Tibbetts wasn't ready to deal with his problems in his time with Vegas, and his talent never materialized into wins as Wranglers coach Glen Gulutzan had hoped when he acquired Tibbetts off waivers on Nov. 18.
That was shortly after Tibbetts was let go by his 2003-04 team, San Diego. That night at Bakersfield, he delivered a vicious cross-check to the Condors' Todd Alexander that landed Tibbetts a 10-game suspension.
He said that his behavior in Las Vegas was in part because of his frustration with his release from San Diego.
"I still had some anger issues that needed to be dealt with, and I've dealt with them now and I've put it behind me," he said.
"I wasn't ready to receive help from my teammates in Vegas. In order to help someone, they've got to help themselves and I wasn't ready for that."
Wranglers captain Jason McBain said it was frustrating trying to get through to his then-teammate.
"We'd try and talk to him and he'd kind of shut us out and not let us into his world and help him out," he said. "If somebody is at a point in their life they don't want to be helped, all you can do is offer words of encouragement and try to be positive. I hope for his sake things do work out, he's certainly not a bad person and I wish him well wherever he goes."

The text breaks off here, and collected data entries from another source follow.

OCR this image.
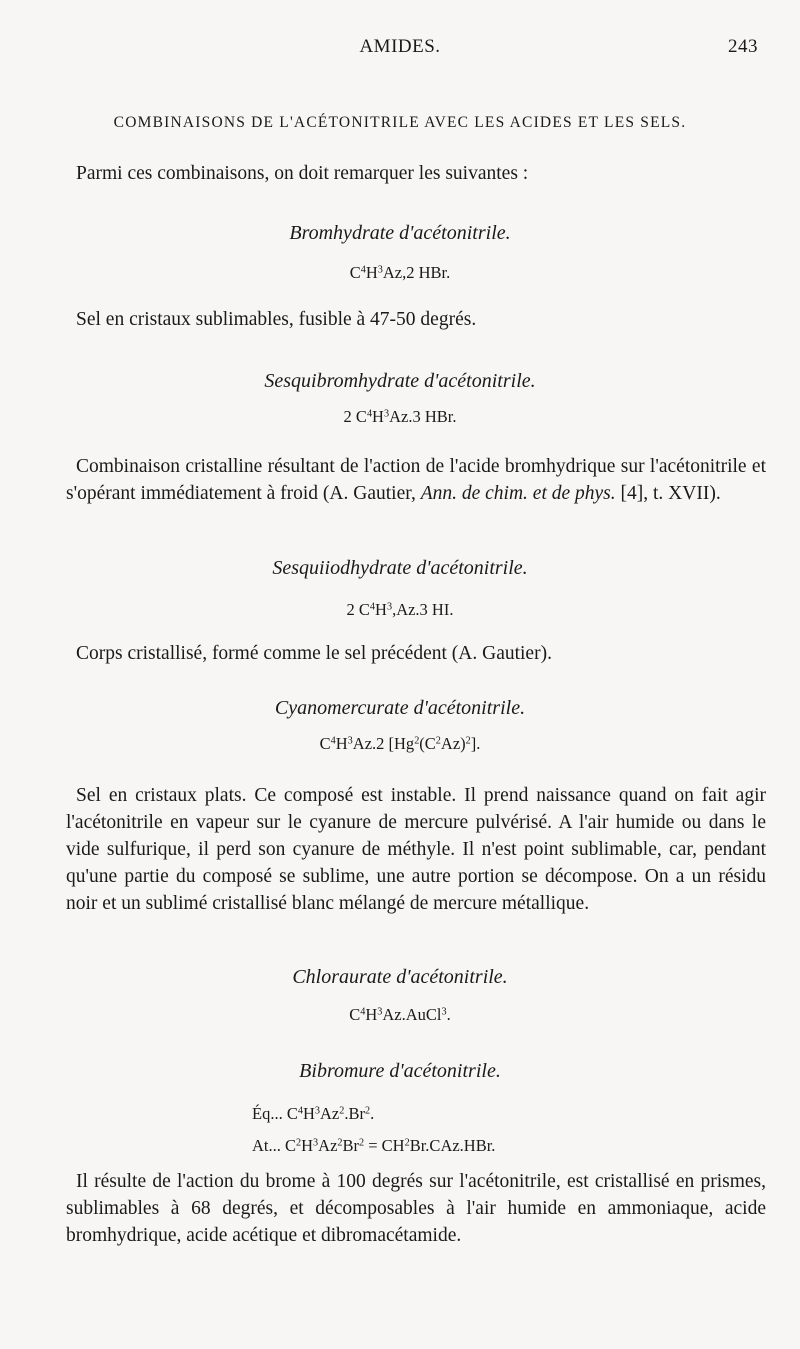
AMIDES.	243
COMBINAISONS DE L'ACÉTONITRILE AVEC LES ACIDES ET LES SELS.
Parmi ces combinaisons, on doit remarquer les suivantes :
Bromhydrate d'acétonitrile.
$C^4H^3Az,2$ HBr.
Sel en cristaux sublimables, fusible à 47-50 degrés.
Sesquibromhydrate d'acétonitrile.
2 $C^4H^3Az.3$ HBr.
Combinaison cristalline résultant de l'action de l'acide bromhydrique sur l'acétonitrile et s'opérant immédiatement à froid (A. Gautier, Ann. de chim. et de phys. [4], t. XVII).
Sesquiiodhydrate d'acétonitrile.
2 $C^4H^3,Az.3$ HI.
Corps cristallisé, formé comme le sel précédent (A. Gautier).
Cyanomercurate d'acétonitrile.
$C^4H^3Az.2$ $[Hg^2(C^2Az)^2]$.
Sel en cristaux plats. Ce composé est instable. Il prend naissance quand on fait agir l'acétonitrile en vapeur sur le cyanure de mercure pulvérisé. A l'air humide ou dans le vide sulfurique, il perd son cyanure de méthyle. Il n'est point sublimable, car, pendant qu'une partie du composé se sublime, une autre portion se décompose. On a un résidu noir et un sublimé cristallisé blanc mélangé de mercure métallique.
Chloraurate d'acétonitrile.
$C^4H^3Az.AuCl^3$.
Bibromure d'acétonitrile.
Éq... $C^4H^3Az^2.Br^2$.
At... $C^2H^3Az^2Br^2 = CH^2Br.CAz.HBr$.
Il résulte de l'action du brome à 100 degrés sur l'acétonitrile, est cristallisé en prismes, sublimables à 68 degrés, et décomposables à l'air humide en ammoniaque, acide bromhydrique, acide acétique et dibromacétamide.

That's why Tibbetts made the unusual move of traveling with the team despite being on the injured list. Due to travel restrictions he was unable to travel with the team to Victoria, British Columbia, last week and spent time with family in Seattle. This week, he's here to see his former teammates.
"Hopefully, it's a real close game and hopefully we win because we both really need these points," he said.
Idaho and Las Vegas are in sixth and seventh place in the ECHL West, respectively. Even with wins Friday and Saturday, neither team will move up in the standings but will inch closer to a top-four pack that seems to be distancing itself.